Чтобы поправить дело, он придумал средство, не требующее дополнительных трат: из хранящихся у него бумаг отобрал те, которые были написаны более-менее хорошим почерком, и заставил сына переписывать их. Затея имела некоторый успех.

Зато в арифметике Алеша вскоре превзошел своего учителя. Он задавал сам себе такие большие числа для умножения, что дьячок и выговорить не умел; не выговаривал этих чисел и сам Алексей, что не мешало ему тешиться их умножением и получать несказанное удовольствие, когда проверка делением подтверждала правильность вычислений.
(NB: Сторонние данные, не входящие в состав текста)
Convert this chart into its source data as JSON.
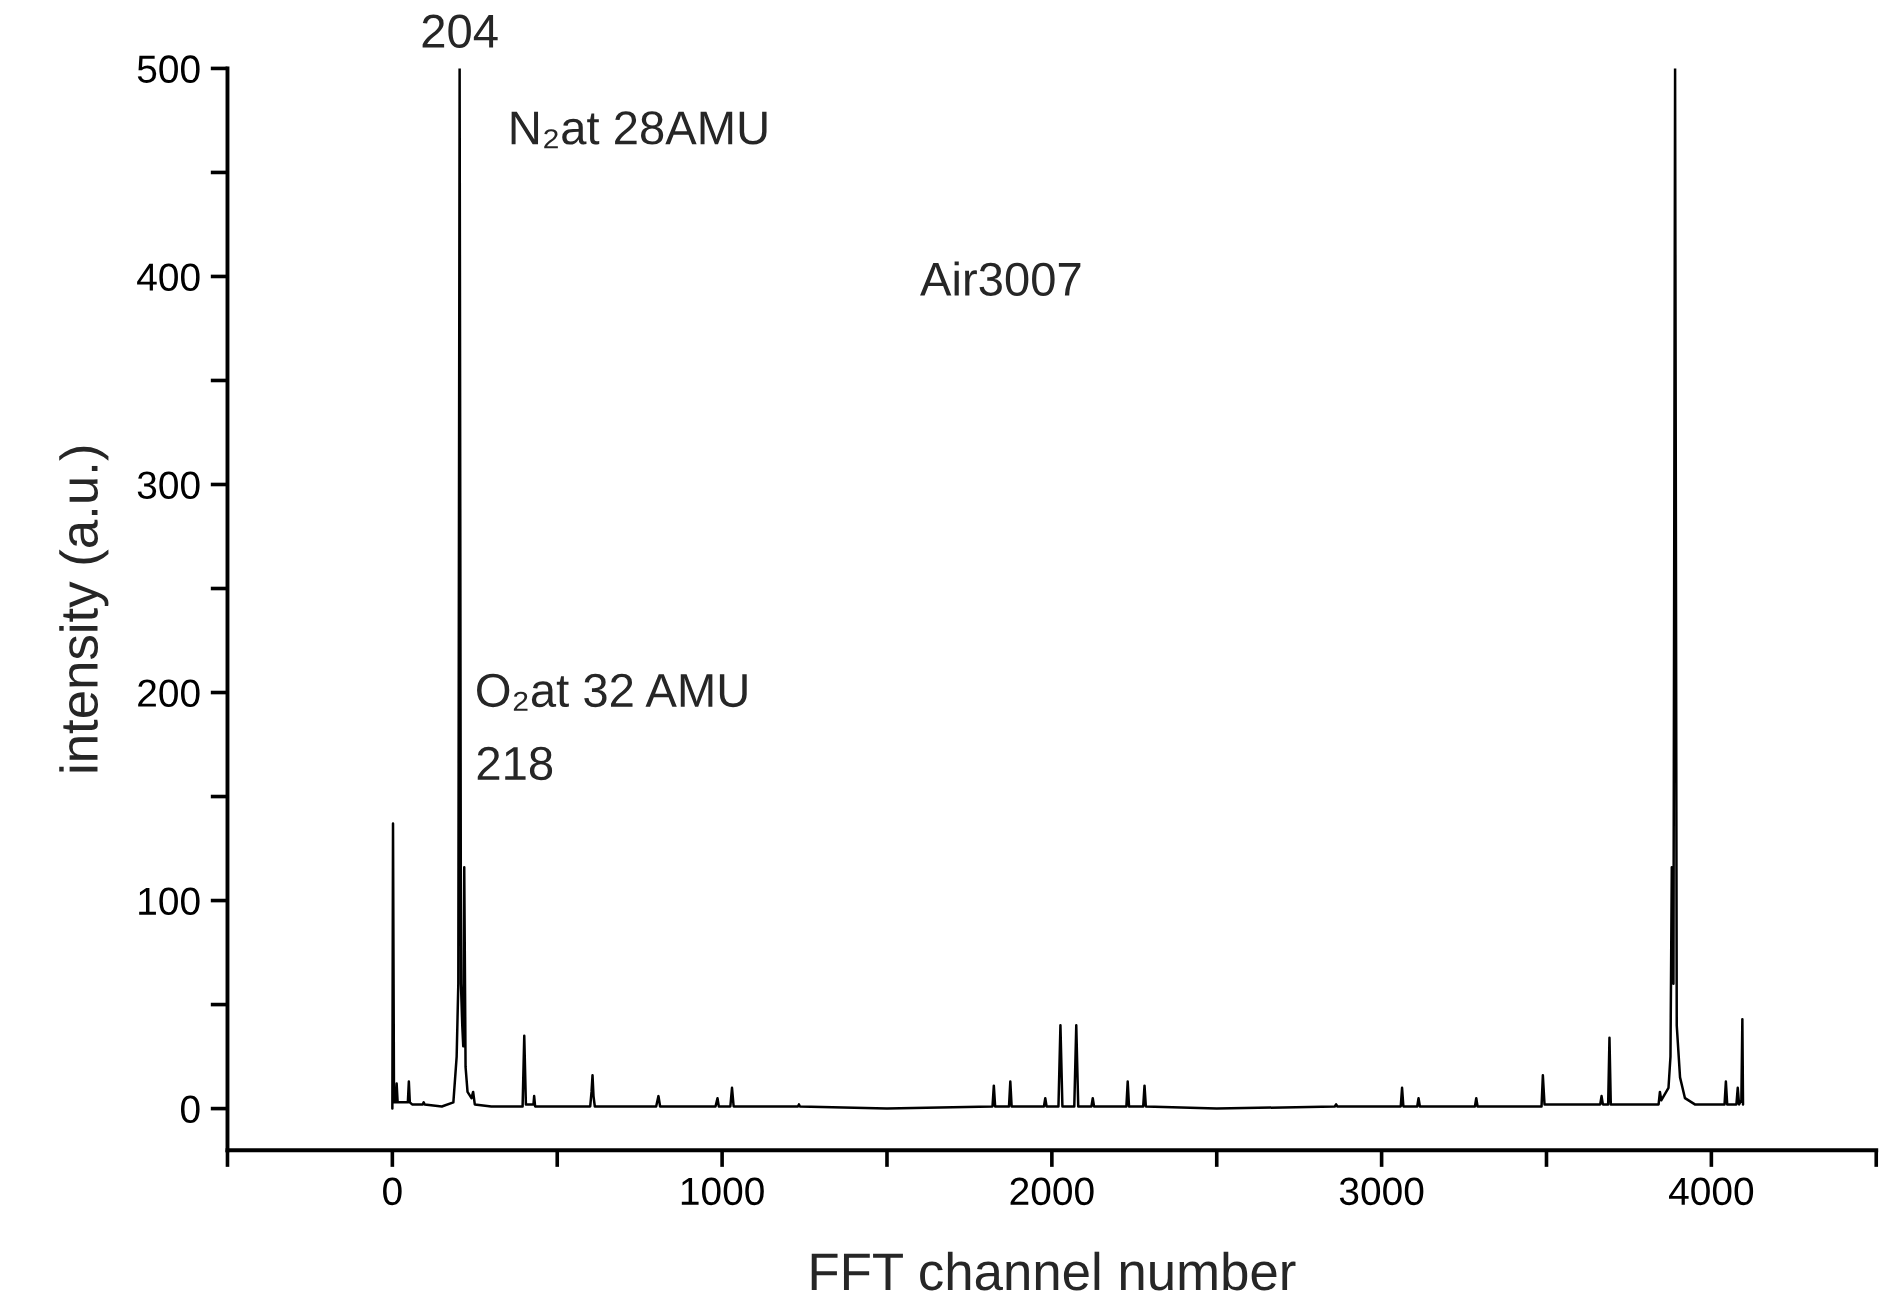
{
  "chart_data": {
    "type": "line",
    "xlabel": "FFT channel number",
    "ylabel": "intensity (a.u.)",
    "xlim": [
      -500,
      4500
    ],
    "xticks": [
      {
        "value": -500,
        "label": null
      },
      0,
      {
        "value": 500,
        "label": null
      },
      1000,
      {
        "value": 1500,
        "label": null
      },
      2000,
      {
        "value": 2500,
        "label": null
      },
      3000,
      {
        "value": 3500,
        "label": null
      },
      4000,
      {
        "value": 4500,
        "label": null
      }
    ],
    "ylim": [
      -20,
      500
    ],
    "yticks": [
      0,
      {
        "value": 50,
        "label": null
      },
      100,
      {
        "value": 150,
        "label": null
      },
      200,
      {
        "value": 250,
        "label": null
      },
      300,
      {
        "value": 350,
        "label": null
      },
      400,
      {
        "value": 450,
        "label": null
      },
      500
    ],
    "grid": false,
    "marker": "none",
    "line_style": "solid",
    "series": [
      {
        "color": "#000000",
        "x": [
          0,
          2,
          5,
          10,
          13,
          16,
          40,
          47,
          50,
          53,
          60,
          92,
          95,
          98,
          150,
          185,
          195,
          200,
          204,
          208,
          212,
          215,
          218,
          222,
          228,
          240,
          245,
          250,
          300,
          395,
          400,
          405,
          428,
          430,
          433,
          600,
          604,
          607,
          610,
          614,
          800,
          807,
          812,
          980,
          986,
          990,
          1025,
          1030,
          1035,
          1230,
          1233,
          1236,
          1500,
          1820,
          1824,
          1828,
          1870,
          1874,
          1878,
          1976,
          1980,
          1984,
          2020,
          2026,
          2032,
          2068,
          2074,
          2080,
          2120,
          2124,
          2128,
          2226,
          2230,
          2234,
          2277,
          2281,
          2285,
          2500,
          2858,
          2862,
          2866,
          3058,
          3062,
          3066,
          3108,
          3112,
          3116,
          3283,
          3287,
          3291,
          3485,
          3489,
          3494,
          3663,
          3667,
          3671,
          3687,
          3691,
          3695,
          3840,
          3844,
          3848,
          3870,
          3876,
          3880,
          3885,
          3890,
          3895,
          3905,
          3920,
          3950,
          4040,
          4044,
          4048,
          4076,
          4080,
          4084,
          4091,
          4094,
          4096
        ],
        "values": [
          0,
          137,
          3,
          3,
          12,
          3,
          3,
          3,
          13,
          3,
          2,
          2,
          3,
          2,
          1,
          3,
          25,
          60,
          500,
          60,
          40,
          30,
          116,
          20,
          8,
          5,
          8,
          2,
          1,
          1,
          35,
          2,
          2,
          6,
          1,
          1,
          8,
          16,
          6,
          1,
          1,
          6,
          1,
          1,
          5,
          1,
          1,
          10,
          1,
          1,
          2,
          1,
          0,
          1,
          11,
          1,
          1,
          13,
          1,
          1,
          5,
          1,
          1,
          40,
          1,
          1,
          40,
          1,
          1,
          5,
          1,
          1,
          13,
          1,
          1,
          11,
          1,
          0,
          1,
          2,
          1,
          1,
          10,
          1,
          1,
          5,
          1,
          1,
          5,
          1,
          1,
          16,
          2,
          2,
          6,
          2,
          2,
          34,
          2,
          2,
          8,
          4,
          10,
          25,
          116,
          60,
          500,
          40,
          15,
          5,
          2,
          2,
          13,
          2,
          2,
          10,
          2,
          4,
          43,
          2
        ]
      }
    ],
    "annotations": [
      {
        "text": "204",
        "x": 204,
        "y": 500
      },
      "N₂at 28AMU",
      "Air3007",
      {
        "text": "218",
        "x": 218,
        "y": 116
      },
      "O₂at 32 AMU"
    ]
  }
}
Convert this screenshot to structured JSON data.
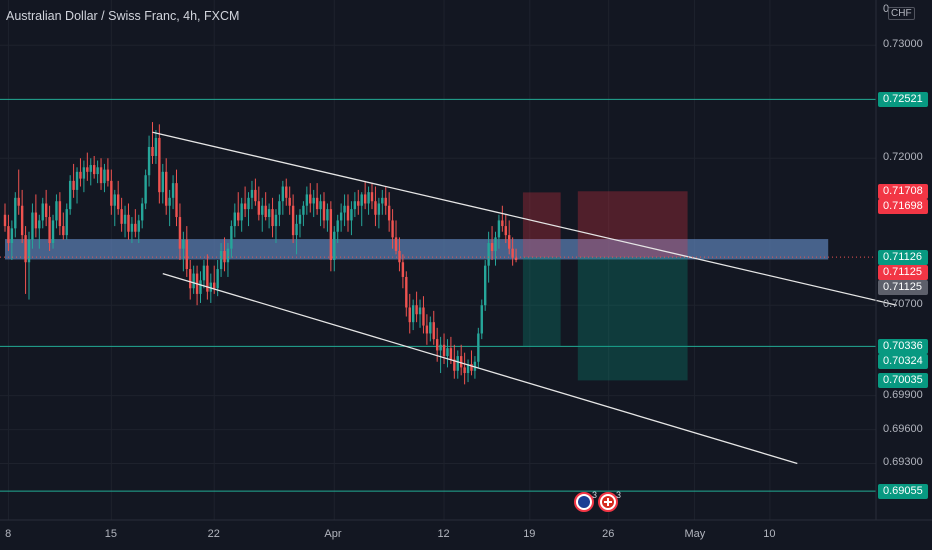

Эта забава сделалась его любимым времяпровождением.

В одиннадцать лет с ним произошло событие, круто изменившее всю его жизнь. К соседнему помещику Корсакову приехали из шляхетского корпуса в отпуск два его сына – Никифор и Андрей. Аракчеев-старший поехал в гости к Корсаковым и взял с собой Алексея. Сидя за общим столом и слушая рассказы кадетов, мальчик с ужасом осознал, как ничтожны его собственные познания. Он не мог наслушаться их рассказов о лагере, учениях, стрельбе из пушек, но особенно поразили его красные мундиры братьев, с черными бархатными лацканами. «Мне казались они какими-то особенными высшими существами»,– вспоминал об этой встрече Алексей Андреевич. За весь вечер он не проронил ни слова, но в нем зародилось необоримое желание учиться в шляхетском корпусе.